Takımda artık arap saçına dönen forvet transferini bir kenara koymakla birlikte, bu maçta “tek forvet Paulo Henrique” uygulamasından vazgeçilip bir şeyler denenebilir.. Hazır Marc Janko şu aralar elde kalmış iken ve böylesine bir rakip karşısında sahadaki performansı ve takıma uyumu görülebilirdi ama kendisinin ismi UEFA’ya bildirilmedi diye biliyorum. Onun yerine farklı bir varyasyon olarak çift forvetle oynayabiliriz; bu durumda Henrique’nin yanında Emre Güral’ı da bir görmeyi isteriz açıkçası.. Ancak Emre’nin yıldızının, 3. kişi olarak Mustafa Hoca ile de barışmadığını düşünecek olursak Batuhan Karadenizli vasyasyonları da deneyebiliriz aslında.. Yalnız bak işte, adam akıllı forvet transferi yapılmayınca böyle yukarıdaki gibi abidik gubidik cümleler kurulabiliyor.. Batuhan nedir ya..!?

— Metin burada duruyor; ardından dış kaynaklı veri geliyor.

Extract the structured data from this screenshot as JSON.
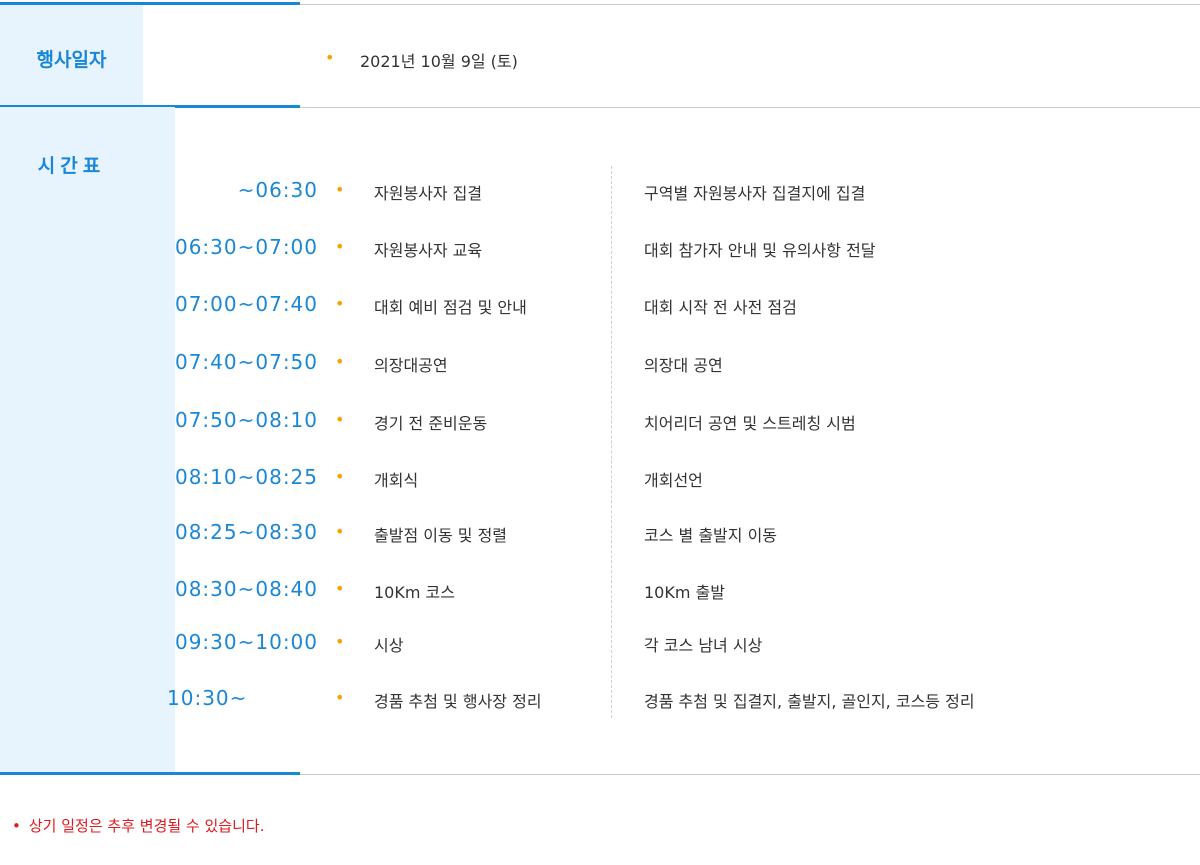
{
  "event_date": {
    "label": "행사일자",
    "value": "2021년 10월 9일 (토)"
  },
  "schedule": {
    "label": "시간표",
    "rows": [
      {
        "time": "~06:30",
        "activity": "자원봉사자 집결",
        "description": "구역별 자원봉사자 집결지에 집결"
      },
      {
        "time": "06:30~07:00",
        "activity": "자원봉사자 교육",
        "description": "대회 참가자 안내 및 유의사항 전달"
      },
      {
        "time": "07:00~07:40",
        "activity": "대회 예비 점검 및 안내",
        "description": "대회 시작 전 사전 점검"
      },
      {
        "time": "07:40~07:50",
        "activity": "의장대공연",
        "description": "의장대 공연"
      },
      {
        "time": "07:50~08:10",
        "activity": "경기 전 준비운동",
        "description": "치어리더 공연 및 스트레칭 시범"
      },
      {
        "time": "08:10~08:25",
        "activity": "개회식",
        "description": "개회선언"
      },
      {
        "time": "08:25~08:30",
        "activity": "출발점 이동 및 정렬",
        "description": "코스 별 출발지 이동"
      },
      {
        "time": "08:30~08:40",
        "activity": "10Km 코스",
        "description": "10Km 출발"
      },
      {
        "time": "09:30~10:00",
        "activity": "시상",
        "description": "각 코스 남녀 시상"
      },
      {
        "time": "10:30~",
        "activity": "경품 추첨 및 행사장 정리",
        "description": "경품 추첨 및 집결지, 출발지, 골인지, 코스등 정리"
      }
    ]
  },
  "note": {
    "bullet": "•",
    "text": "상기 일정은 추후 변경될 수 있습니다."
  },
  "colors": {
    "accent_blue": "#1a87d6",
    "label_background": "#e8f4fd",
    "bullet_orange": "#f5a300",
    "note_red": "#e0191f"
  }
}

Evet ilk defa ve bu sezon belki de son defa sonucu olumlu olmasını düşündüğüm bir nevi hazırlık karşılaşmasına çıkıyor takım.. Avrupa Ligi gruplarına kaldığımızı düşünerek takımın bundan sonra bu kulvarda yapması gereken tek şeyin kura şansının devamına yönelik dualar edilmesidir.. yoksa Avrupa Ligi bize bu sezon kahır ligi olabilir..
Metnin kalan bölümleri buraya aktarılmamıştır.